Some borrowers will be required to show proof they have the income to pay the lower mortgage payments, but the guidelines aren't clear on who will be required to do this.
HUD Secretary Shaun Donovan told The Arizona Republic in October that part of the goal of expanding the refinancing program is to reward homeowners who have continued to pay their mortgages despite huge drops in their home's values and potentially prevent more homeowners from walking away. Estimates show nearly half of Arizona's mortgage holders are underwater.
The previous HARP plan, which allowed homeowners to refinance if their loan-to-value ratio was 125 percent or lower, had the same intent. But it helped few metro Phoenix homeowners because home values in the region have plummeted 60 percent during the crash.
While the program will be expanded, some borrowers aren't eligible.
Kim Baker has been in her Phoenix home for more than five years and owes at least 40 percent more on her mortgage than what her house is worth. She can't refinance to reduce her 6.5 percent interest rate because her loan isn't backed by Fannie or Freddie. She wants the federal government to give lenders an incentive to help homeowners like her, too.
"Otherwise, we're stuck," she said. "Can't sell, can't re-fi, can't lower our payment, can't move to a cheaper house down the street. We didn't want to walk away or foreclose. So we keep paying every month hoping the economy turns around and maybe in several years we'll break even."

New guidelines

Much of the delay introducing the expanded refinancing program has been because of slow negotiations with lenders, and it is still not clear if the nation's biggest banks will participate, market watchers say.

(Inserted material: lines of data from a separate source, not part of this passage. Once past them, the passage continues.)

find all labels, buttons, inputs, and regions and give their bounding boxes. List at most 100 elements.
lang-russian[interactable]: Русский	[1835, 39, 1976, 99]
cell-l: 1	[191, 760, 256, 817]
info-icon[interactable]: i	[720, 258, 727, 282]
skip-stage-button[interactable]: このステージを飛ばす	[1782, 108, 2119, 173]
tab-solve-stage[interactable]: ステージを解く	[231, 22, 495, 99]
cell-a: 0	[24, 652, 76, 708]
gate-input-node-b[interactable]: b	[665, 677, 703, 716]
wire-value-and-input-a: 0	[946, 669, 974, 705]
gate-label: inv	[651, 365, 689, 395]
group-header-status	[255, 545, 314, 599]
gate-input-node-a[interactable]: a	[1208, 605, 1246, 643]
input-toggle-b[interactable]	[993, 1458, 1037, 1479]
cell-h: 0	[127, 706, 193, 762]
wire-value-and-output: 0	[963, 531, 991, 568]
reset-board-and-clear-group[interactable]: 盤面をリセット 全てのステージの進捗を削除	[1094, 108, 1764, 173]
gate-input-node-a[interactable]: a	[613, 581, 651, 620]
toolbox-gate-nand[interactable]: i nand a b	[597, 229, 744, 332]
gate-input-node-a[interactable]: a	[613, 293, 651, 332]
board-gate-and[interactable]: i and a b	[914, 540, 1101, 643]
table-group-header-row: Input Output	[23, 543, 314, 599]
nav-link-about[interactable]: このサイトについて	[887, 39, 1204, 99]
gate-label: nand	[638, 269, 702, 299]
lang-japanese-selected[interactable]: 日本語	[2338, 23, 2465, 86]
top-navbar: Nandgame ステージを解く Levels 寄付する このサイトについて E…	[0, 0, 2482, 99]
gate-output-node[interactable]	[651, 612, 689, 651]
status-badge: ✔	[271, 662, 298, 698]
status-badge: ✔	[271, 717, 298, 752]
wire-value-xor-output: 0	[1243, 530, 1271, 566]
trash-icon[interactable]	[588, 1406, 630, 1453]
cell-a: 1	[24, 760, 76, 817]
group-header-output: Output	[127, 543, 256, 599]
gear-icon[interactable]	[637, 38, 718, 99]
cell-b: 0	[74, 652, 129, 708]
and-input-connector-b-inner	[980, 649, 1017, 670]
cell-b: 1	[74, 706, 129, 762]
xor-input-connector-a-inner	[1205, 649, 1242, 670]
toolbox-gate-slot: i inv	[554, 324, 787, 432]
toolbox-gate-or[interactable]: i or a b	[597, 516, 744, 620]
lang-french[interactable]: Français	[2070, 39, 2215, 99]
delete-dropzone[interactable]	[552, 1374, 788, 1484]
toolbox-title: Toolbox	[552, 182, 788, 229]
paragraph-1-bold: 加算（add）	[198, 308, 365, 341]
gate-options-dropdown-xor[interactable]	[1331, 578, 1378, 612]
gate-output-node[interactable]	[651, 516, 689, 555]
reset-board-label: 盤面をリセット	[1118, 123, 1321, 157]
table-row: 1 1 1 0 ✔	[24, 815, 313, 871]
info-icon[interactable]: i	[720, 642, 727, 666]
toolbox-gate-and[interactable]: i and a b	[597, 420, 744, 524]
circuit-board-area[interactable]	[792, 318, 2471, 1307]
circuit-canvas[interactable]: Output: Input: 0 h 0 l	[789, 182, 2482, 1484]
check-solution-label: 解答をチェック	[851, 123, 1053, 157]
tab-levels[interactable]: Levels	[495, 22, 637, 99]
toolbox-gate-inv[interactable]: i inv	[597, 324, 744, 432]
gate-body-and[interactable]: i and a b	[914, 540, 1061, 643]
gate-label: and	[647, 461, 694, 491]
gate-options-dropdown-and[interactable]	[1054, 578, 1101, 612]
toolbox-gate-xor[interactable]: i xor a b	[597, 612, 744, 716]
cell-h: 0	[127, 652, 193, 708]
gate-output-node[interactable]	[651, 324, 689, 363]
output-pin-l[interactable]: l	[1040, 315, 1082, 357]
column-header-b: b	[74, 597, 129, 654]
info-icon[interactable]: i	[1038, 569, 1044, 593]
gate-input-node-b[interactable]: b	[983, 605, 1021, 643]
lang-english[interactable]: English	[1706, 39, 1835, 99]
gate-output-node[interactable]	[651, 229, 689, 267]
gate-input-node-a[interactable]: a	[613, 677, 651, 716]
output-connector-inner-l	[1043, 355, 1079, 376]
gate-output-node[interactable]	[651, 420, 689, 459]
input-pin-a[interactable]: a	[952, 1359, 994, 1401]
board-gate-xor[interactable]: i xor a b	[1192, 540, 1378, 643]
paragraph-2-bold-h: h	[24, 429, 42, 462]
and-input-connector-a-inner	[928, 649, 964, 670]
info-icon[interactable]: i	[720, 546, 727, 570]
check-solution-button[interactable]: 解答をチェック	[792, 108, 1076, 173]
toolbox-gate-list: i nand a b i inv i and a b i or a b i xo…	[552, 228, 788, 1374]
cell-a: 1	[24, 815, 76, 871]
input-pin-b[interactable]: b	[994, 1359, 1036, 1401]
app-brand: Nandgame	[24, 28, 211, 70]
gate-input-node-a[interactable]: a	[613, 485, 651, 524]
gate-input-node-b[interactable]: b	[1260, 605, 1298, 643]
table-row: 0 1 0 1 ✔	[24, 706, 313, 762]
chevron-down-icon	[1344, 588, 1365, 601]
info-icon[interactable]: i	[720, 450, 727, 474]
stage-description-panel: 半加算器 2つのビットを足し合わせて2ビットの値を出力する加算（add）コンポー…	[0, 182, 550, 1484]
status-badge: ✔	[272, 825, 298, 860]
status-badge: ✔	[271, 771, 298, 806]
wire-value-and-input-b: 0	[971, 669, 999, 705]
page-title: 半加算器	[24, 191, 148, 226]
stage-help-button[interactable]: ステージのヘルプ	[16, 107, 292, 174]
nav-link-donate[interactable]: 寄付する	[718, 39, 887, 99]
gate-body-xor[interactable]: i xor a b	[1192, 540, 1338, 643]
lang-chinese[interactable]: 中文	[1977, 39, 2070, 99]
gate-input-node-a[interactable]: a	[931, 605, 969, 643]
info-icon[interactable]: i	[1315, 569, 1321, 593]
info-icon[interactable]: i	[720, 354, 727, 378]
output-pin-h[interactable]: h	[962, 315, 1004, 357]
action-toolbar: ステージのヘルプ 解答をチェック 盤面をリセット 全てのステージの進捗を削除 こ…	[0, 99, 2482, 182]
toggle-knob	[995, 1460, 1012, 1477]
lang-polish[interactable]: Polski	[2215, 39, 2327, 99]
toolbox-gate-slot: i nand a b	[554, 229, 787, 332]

The government struggled to get big lenders to cooperate with another program, a loan-modification plan that would reduce payments for struggling homeowners.
It's likely to take lenders a few months to implement the expanded refinancing program, so it may not be clear until summer whether the program will be more successful.
Government officials say it has taken longer than expected to work out details with lenders on the expanded refinancing plan. The federal government has several hurdles to overcome with lenders and the mortgage market to make the new program work.
Currently, most loans are bundled together as securities and resold to investors, who make money off homeowner interest payments.
But the market doesn't currently deal with loans that are intentionally issued on homes that are worth less than the amount of the loan. It's not clear yet whether the federal government will create new securities to sell to investors or add a portfolio to hold the loans in.
The federal government also has to negotiate with lenders holding second mortgages on a home so they won't stall or stop the new refinancing program. Under the program, those lenders can get a small settlement when the loan is refinanced.
The expanded HARP program also now is open to investor-owned properties.
Homeowners can check to see if their loan is backed by Fannie or Freddie at makinghomeaffordable.gov.
Jay Luber, president of Galaxy Lending, said it appears the new HARP will reduce rates, fees and the terms of a loan, ultimately providing a more affordable and less risky mortgage.